Tam burada şunu da atlamamak lazım. Pappe, İsrail hükümetince persona non grata (istenmeyen adam) ilan edilmiş. Yani İsrail Türkiye'ye kıyasla çok ama çok daha radikal, kritik düşünceye, kritik düşünüre karşı. Biz bugün Türkiye'de bütün düşünürlerimizle, bütün akademisyenlerimizle ve politikacılarımızla bir Ermeni katliamı konusunu iyi kötü rahatça konuşabiliyor, tartışabiliyoruz.
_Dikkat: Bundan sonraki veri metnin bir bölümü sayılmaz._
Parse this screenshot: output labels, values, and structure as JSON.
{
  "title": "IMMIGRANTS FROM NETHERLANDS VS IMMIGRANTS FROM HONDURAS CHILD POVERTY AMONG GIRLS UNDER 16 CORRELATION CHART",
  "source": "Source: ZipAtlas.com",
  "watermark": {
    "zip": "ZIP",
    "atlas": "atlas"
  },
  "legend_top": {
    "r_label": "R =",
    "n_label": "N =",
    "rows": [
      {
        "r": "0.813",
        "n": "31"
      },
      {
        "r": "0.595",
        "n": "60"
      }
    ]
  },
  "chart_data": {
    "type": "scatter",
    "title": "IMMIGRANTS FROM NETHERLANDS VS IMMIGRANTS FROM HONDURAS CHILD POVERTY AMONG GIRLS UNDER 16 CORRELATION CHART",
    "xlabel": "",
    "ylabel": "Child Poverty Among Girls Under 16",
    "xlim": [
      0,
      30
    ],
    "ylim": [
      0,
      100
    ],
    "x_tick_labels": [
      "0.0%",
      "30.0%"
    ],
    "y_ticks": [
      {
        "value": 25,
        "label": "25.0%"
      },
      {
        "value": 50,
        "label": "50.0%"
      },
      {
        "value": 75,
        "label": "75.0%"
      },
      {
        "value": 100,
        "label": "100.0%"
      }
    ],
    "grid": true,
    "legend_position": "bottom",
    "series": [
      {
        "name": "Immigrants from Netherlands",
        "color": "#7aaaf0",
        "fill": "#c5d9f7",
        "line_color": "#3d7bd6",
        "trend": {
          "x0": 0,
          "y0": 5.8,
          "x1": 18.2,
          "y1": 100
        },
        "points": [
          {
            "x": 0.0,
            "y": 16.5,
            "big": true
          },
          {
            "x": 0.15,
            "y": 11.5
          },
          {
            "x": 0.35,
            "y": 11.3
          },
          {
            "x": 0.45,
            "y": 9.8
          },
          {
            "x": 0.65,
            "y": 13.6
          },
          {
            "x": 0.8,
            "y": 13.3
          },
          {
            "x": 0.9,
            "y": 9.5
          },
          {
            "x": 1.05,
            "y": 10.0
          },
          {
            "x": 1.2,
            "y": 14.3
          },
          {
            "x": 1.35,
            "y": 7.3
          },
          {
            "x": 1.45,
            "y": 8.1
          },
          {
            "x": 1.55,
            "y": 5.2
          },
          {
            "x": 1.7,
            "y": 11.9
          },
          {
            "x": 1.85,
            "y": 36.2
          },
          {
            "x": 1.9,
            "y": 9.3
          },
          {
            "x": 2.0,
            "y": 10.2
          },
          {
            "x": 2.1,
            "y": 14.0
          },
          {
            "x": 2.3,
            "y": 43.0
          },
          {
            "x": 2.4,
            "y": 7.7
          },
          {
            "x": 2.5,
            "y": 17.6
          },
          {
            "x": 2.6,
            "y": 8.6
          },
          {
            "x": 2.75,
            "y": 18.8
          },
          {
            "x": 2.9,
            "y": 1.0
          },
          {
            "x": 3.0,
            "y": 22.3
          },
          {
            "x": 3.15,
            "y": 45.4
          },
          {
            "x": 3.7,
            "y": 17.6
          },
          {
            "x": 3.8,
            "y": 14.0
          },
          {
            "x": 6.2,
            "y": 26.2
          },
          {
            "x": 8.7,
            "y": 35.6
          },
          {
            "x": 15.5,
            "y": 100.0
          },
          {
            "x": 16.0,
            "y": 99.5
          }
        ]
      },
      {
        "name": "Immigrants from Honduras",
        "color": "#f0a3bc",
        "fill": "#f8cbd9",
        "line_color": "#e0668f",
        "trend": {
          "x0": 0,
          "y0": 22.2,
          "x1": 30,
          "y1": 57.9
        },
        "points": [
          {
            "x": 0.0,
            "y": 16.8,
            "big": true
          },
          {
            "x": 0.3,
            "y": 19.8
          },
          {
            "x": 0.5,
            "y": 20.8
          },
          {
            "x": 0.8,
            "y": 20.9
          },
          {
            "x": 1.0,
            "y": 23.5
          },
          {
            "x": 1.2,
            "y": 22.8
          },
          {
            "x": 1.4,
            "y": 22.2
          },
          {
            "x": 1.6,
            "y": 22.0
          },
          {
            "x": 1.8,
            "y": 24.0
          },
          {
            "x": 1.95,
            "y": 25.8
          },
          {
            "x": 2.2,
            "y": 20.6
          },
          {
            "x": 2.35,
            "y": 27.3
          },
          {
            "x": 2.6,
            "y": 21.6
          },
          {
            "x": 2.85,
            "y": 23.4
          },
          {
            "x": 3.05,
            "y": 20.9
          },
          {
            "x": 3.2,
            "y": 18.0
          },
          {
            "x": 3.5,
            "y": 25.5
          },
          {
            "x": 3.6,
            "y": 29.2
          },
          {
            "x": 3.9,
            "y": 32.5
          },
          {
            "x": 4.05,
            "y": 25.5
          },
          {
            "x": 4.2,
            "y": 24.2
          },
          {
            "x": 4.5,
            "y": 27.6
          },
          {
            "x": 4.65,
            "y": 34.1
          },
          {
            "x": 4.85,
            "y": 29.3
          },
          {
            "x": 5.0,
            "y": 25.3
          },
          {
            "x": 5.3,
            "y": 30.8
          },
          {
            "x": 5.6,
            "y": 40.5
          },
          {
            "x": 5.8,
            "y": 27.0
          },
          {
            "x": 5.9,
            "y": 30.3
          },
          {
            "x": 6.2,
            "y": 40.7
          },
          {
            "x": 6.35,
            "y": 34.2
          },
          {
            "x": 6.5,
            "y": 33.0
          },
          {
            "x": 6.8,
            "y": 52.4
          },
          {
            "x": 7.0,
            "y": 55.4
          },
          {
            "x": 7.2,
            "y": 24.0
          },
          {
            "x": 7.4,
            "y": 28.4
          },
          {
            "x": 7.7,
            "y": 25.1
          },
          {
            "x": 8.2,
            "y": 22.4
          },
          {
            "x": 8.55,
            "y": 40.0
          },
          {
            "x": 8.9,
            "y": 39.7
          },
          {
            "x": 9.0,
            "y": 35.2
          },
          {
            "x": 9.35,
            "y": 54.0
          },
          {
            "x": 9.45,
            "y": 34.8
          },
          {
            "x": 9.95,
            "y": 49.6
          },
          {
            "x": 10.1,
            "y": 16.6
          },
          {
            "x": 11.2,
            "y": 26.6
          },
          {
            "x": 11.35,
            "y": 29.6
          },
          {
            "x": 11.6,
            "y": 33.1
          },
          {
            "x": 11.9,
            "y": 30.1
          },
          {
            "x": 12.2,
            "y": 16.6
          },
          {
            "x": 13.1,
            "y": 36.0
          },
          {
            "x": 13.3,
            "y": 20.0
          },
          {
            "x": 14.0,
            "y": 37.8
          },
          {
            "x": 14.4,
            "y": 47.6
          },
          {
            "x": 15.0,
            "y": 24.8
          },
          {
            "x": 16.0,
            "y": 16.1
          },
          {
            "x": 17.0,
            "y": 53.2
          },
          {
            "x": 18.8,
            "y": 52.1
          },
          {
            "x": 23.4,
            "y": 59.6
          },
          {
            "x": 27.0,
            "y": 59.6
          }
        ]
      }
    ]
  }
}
Summa summarum: Büyük bir imparatorluğun mirasçısı olması, çağdaşlaşma hamlelerinin yaklaşık iki yüz yıllık bir geçmişi bulunması, Osmanlı'nın, yaşadığı yenilgilerden sonra kendisini yenenlerin teknolojisine ilgi göstermesi, Batı'yla ilişkilerinin çok yoğun olması, İkinci Dünya Savaşı'ndan sonra demokrasi taklidi bir sisteme geçmek zorunda kalması, AK Parti'nin Avrupa Birliği'ne uyum çerçevesinde büyük hukuksal adımlar atması, dünyayla sağlam bağlar kurması, bizi, diğer Ortadoğu ülkelerinden ayırıyor. AK Partili Türkiye'nin ''Doğuya dönmesi'' olanaksız. Türkiye hangi partisiyle olursa olsun Batı'ya dönmeye hep gebe olarak kalacak. Anayasa değişiklikleri kapsamında AK Parti'ye şeriatçılığa yol açtığı, Atatürk'ü anayasadan kazıdığı gibi iler tutar yanı olmayan çok şiddetli saldırılar yönelten Türkiye'nin neo-laikleri yataklarında rahat uyuyabilirler. Ve tabii AB'nin neo-milliyetçileri de.